CV (StratifiedShuffleSplit) F1 score
5 0.59444 ± 0.38313
10 0.47558 ± 0.36933
15 0.68431 ± 0.38111
20 0.77123 ± 0.2998
CV (StratifiedKFold) F1 score
5 0.76 ± 0.13064
10 0.81667 ± 0.32016
15 0.56667 ± 0.47842
20 0.05176 ± 0.05742
Roman223 commented 2 days ago

WBC (df.shape = (378, 30))

With no mixtures

CV (StratifiedShuffleSplit) F1 score
5 0.674 ± 0.073
10 0.645 ± 0.19
15 0.701 ± 0.185
20 0.724 ± 0.191
CV (StratifiedKFold) F1 score
5 0.656 ± 0.185
10 0.674 ± 0.159
15 0.695 ± 0.217
20 0.755 ± 0.256

With mixtures

CV (StratifiedShuffleSplit) F1 score
5 0.693 ± 0.053
10 0.638 ± 0.206
15 0.697 ± 0.197
20 0.729 ± 0.198
CV (StratifiedKFold) F1 score
5 0.690 ± 0.150
10 0.723 ± 0.127
15 0.752 ± 0.238
20 0.443 ± 0.333

Conclusion

Cardio

  1. The lower std, the lower mean, it is not a good trend.
  2. High scores are not stable.

    Ecoli

  3. High scores with small stds.

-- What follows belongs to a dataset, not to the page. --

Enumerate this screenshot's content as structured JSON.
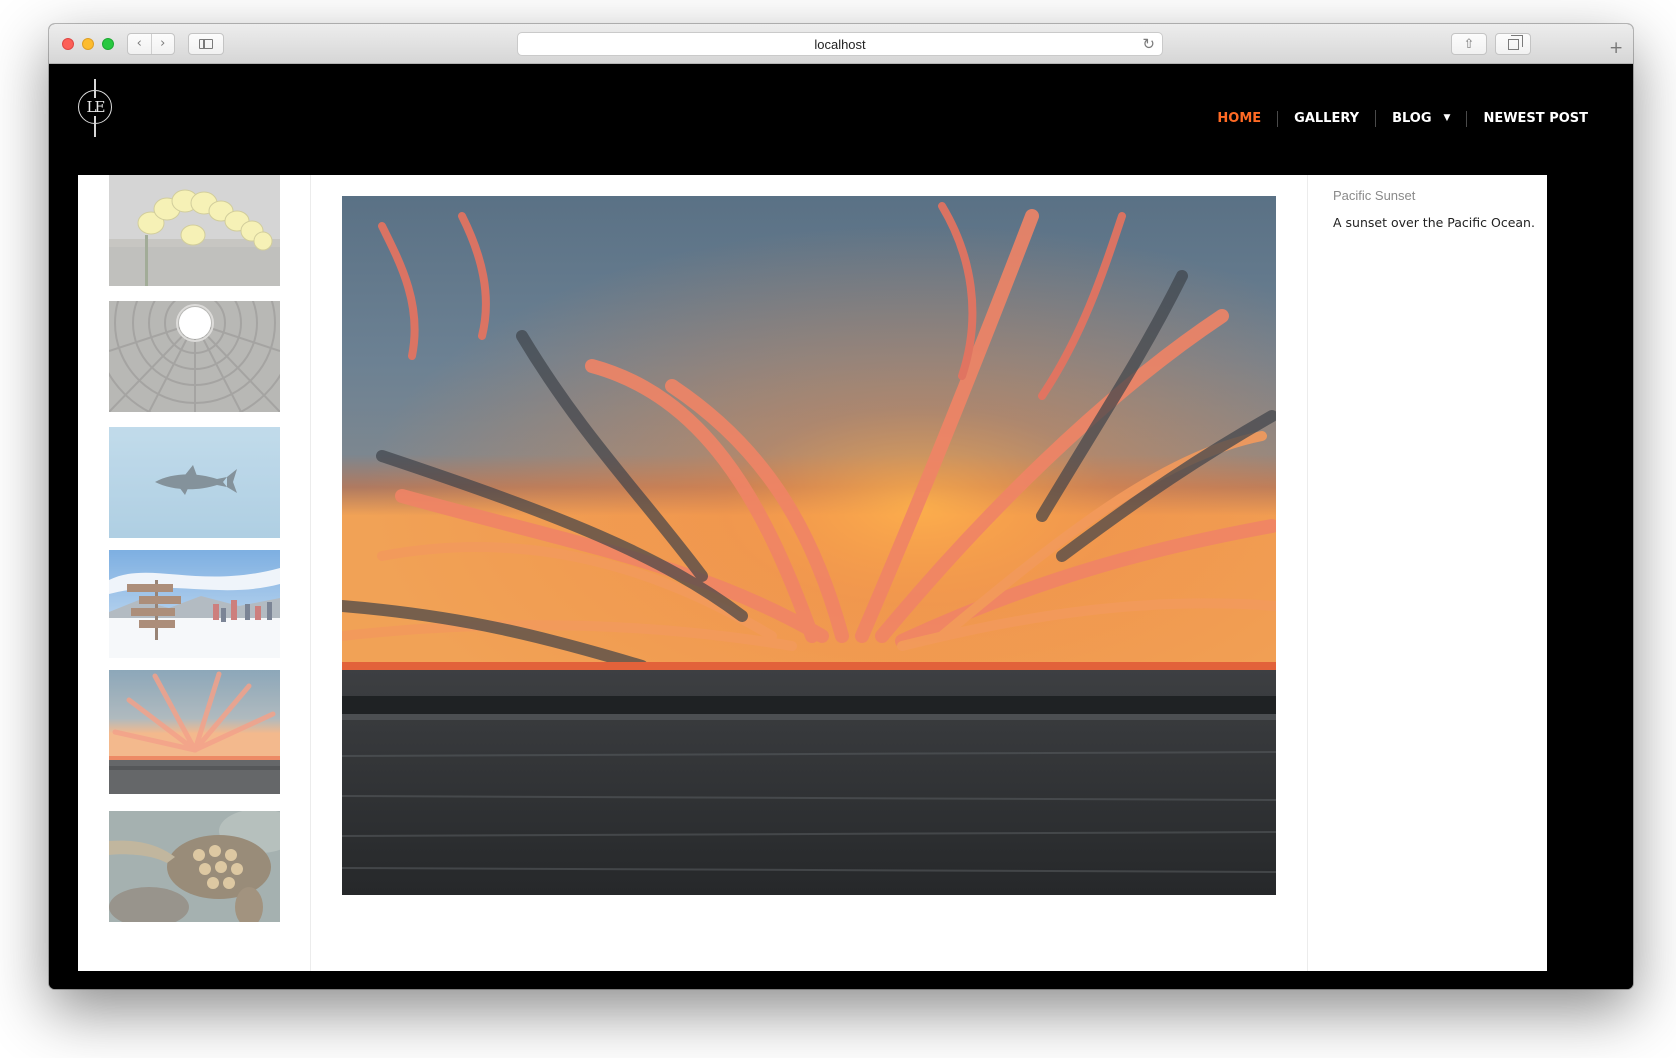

Algorithm performs well on this data.

    WBC

  4. Stds are still wide, but less then on Cardio. Mean values are mostly around 0.7.

It seems that for most cases cv around 15-20 is correlated with high f1 score (perhaps suitable only for this datasets pull).